Arabic and Roman Number Detector

Adding a new feature template for detecting Arabic and Roman numbers

Background

When the tagger is trained on the younger part of the goldstandard (ECF2NCF) and tested on the older part (EEPFECF1), tagging accuracy on numbers is strikingly bad. Like in the following example, numbers are hardly recognized and tagged correctly as CD at all:

LONDON_NNNNP ,_, Printed_VBN for_IN R._NNP Bentley_NNP and_CC S._NNP Magnes_NNP ,_, at_IN the_DT Post-house_NN in_IN Russel-street_NNNNP in_IN Covent-Garden_NNP ,_, 1685_NNPCD ._.

The reason for this phenomenon is that ECF2NCF contains only one instance of an Arabic number. Although the Stanford POS Tagger includes suitable feature templates concerning the use of digits, this single instance is not enough to generate features from them.

However, while ECF2NCF does not contain more than a single instance of an Arabic number, it contains several instances of Roman numbers. So the idea was to create a new feature template which applies to Roman numbers and Arabic numbers alike, increasing the amount of relevant instances to be found in ECF2NCF.

Approach

The Number Detector was implemented as a feature template for rare words. It generates features whenever a word matches one of two regular expressions: \\.?\\d+\\.? for Arabic numbers, or [IVXLCDM]+\\.? for Roman numbers.

Result

When the Number Detector is used, there are very small improvements in the recognition of numbers.
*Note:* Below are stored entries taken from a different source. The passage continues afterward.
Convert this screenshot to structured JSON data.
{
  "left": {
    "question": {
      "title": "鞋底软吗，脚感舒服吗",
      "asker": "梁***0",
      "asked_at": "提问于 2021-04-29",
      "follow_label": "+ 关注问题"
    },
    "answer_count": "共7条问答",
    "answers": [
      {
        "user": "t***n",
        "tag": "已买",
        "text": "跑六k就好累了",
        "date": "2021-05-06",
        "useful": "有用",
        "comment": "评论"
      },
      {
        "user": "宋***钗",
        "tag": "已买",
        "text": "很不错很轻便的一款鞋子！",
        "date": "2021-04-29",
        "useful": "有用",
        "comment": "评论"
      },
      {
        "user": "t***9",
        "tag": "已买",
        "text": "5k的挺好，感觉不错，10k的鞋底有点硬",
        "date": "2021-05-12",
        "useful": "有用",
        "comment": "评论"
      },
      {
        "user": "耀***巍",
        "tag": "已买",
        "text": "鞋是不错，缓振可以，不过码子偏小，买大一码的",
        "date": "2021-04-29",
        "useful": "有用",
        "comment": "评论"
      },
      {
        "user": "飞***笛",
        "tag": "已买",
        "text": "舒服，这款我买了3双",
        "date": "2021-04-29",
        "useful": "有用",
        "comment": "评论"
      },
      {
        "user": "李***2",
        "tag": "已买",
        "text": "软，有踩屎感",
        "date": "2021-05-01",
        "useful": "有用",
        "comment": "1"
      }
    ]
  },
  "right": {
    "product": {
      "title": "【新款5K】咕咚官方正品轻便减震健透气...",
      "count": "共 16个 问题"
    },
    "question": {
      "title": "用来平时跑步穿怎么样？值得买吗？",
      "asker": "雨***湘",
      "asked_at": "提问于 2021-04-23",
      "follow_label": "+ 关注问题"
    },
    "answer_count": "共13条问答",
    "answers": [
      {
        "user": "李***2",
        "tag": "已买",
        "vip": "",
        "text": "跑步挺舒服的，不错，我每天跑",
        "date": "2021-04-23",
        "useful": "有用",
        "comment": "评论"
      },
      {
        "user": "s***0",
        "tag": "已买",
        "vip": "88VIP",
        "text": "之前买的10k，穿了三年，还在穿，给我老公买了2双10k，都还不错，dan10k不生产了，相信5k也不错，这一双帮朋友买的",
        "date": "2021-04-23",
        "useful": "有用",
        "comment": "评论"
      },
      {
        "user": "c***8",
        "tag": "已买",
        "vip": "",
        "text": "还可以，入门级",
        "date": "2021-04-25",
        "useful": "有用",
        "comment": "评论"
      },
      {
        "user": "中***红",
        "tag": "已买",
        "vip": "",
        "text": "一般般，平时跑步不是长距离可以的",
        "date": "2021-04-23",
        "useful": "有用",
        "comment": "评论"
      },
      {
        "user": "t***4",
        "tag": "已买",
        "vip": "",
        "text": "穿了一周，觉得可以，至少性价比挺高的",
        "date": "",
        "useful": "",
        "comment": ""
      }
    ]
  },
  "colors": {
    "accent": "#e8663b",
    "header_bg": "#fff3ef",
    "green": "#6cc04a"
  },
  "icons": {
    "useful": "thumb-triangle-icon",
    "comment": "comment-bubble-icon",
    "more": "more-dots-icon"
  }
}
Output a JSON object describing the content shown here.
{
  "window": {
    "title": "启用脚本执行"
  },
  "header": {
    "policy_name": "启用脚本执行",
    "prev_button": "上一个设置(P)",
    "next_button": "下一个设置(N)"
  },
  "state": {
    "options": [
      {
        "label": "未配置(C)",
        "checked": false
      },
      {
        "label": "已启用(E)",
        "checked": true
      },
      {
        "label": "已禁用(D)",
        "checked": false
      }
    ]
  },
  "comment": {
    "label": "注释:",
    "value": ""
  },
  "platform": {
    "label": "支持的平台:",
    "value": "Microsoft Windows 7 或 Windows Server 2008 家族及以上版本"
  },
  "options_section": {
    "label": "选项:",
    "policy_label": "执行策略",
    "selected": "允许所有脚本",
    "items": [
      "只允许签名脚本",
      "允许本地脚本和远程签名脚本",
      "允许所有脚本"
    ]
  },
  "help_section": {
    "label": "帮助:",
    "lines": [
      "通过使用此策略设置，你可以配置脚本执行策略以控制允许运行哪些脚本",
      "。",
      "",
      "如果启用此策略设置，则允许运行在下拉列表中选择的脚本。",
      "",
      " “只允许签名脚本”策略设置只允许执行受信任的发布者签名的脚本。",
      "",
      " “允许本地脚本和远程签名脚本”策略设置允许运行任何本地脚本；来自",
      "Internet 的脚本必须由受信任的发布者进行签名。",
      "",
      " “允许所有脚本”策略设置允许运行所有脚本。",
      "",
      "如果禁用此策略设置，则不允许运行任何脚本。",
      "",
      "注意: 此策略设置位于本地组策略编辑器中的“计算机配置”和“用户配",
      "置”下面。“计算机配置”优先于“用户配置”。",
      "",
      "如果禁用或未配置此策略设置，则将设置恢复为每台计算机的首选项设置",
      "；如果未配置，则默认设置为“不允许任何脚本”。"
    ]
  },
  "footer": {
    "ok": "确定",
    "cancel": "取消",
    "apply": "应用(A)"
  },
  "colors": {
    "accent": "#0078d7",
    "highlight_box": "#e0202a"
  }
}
In the example sentence above, the number is tagged correctly now:

LONDON_NNNNP ,_, Printed_VBN for_IN R._NNP Bentley_NNP and_CC S._NNP Magnes_NNP ,_, at_IN the_DT Post-house_NN in_IN Russel-street_NNNNP in_IN Covent-Garden_NNP ,_, 1685_CD ._.

But at the same time, applying an additional feature template also leads to unintended side effects, some of them introducing new errors.